En su tercer largometraje como director, Steven Knight parece querer hacerles un homenaje a El viejo y el mar y Moby Dick: en principio, todo se trata de un pescador obsesionado con atrapar a un atún gigante. Pero tal vez para no caer en el lugar común, el creador de Peaky Blinders quiso darle un giro a la historia y, alejándose de Hemingway y Melville, rumbea para el lado de la ciencia ficción: el resultado es un pastiche que no termina de ser ni chicha ni limonada.
Matthew McConaughey vuelve a su versión True Detective para interpretar a Baker Dill, un recio desencantado de la vida cuyo único amigo es el alcohol y su máxima motivación, capturar al mencionado pez.
Vive en una paradisíaca islita del Caribe, siempre corto de fondos por su inclinación a la bebida y su fijación con el enorme bicho marino. En eso está, entre su barco y la caña de pescar, cuando en su rutina irrumpe una mujer de ese pasado que él intenta ahogar en ron, acompañada por su violento marido.
Quedó dicho: en busca de originalidad, lo que hasta cierto punto es un guión convencional empieza a tomar ribetes absurdos, con algunas de esas vueltas de tuerca tan forzadas que requieren de una voz en off que las explique (y de esa manera les termine de quitar toda la gracia que podrían haber llegado a tener).
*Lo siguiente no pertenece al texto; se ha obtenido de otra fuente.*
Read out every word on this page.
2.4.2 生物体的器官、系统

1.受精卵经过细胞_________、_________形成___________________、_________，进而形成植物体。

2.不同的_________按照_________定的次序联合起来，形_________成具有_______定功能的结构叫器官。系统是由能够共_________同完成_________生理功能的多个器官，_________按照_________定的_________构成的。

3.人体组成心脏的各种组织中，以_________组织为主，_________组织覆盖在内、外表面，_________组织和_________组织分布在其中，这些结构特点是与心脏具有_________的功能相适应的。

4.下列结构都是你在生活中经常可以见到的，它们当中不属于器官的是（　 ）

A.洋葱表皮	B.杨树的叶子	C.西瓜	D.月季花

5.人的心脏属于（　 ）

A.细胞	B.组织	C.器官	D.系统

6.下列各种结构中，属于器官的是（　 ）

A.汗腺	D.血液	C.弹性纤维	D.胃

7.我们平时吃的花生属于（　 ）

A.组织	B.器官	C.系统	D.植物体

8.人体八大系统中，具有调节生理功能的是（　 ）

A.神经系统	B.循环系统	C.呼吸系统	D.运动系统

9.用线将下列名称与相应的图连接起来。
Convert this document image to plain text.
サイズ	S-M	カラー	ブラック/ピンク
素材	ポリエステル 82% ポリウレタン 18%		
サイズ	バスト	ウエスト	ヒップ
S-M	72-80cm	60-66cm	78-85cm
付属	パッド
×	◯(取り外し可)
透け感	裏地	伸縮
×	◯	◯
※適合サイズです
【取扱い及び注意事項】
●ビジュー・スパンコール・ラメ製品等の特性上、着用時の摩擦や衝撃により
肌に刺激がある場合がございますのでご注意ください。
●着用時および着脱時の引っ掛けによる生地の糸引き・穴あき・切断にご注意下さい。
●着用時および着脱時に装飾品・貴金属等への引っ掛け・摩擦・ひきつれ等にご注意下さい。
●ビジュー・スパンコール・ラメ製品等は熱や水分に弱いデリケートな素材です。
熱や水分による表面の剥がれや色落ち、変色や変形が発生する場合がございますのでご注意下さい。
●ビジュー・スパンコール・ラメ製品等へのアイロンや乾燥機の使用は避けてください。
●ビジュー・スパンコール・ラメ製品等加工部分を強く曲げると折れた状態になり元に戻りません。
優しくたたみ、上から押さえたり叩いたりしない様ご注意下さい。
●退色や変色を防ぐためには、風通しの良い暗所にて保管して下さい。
El drama de este hombre extraviado empieza a teñirse de misticismo y religiosidad, con toques de un erotismo berreta y un suspenso que no llega a ser tal. Un cóctel mortífero.
Las actuaciones de los oscarizados McConaughey y Anne Hathaway llaman la atención por lo esquemáticas y artificiales: cuesta creer que estamos ante dos de los actores más cotizados de Hollywood. A él, para empeorar las cosas, lo hacen mostrar su trabajado físico con cualquier excusa, como si los músculos compensaran la falta de sustancia de la historia.
Ella, como una caricatura de femme fatale de policial negro, debe haberse anotado uno de los peores trabajos de su carrera.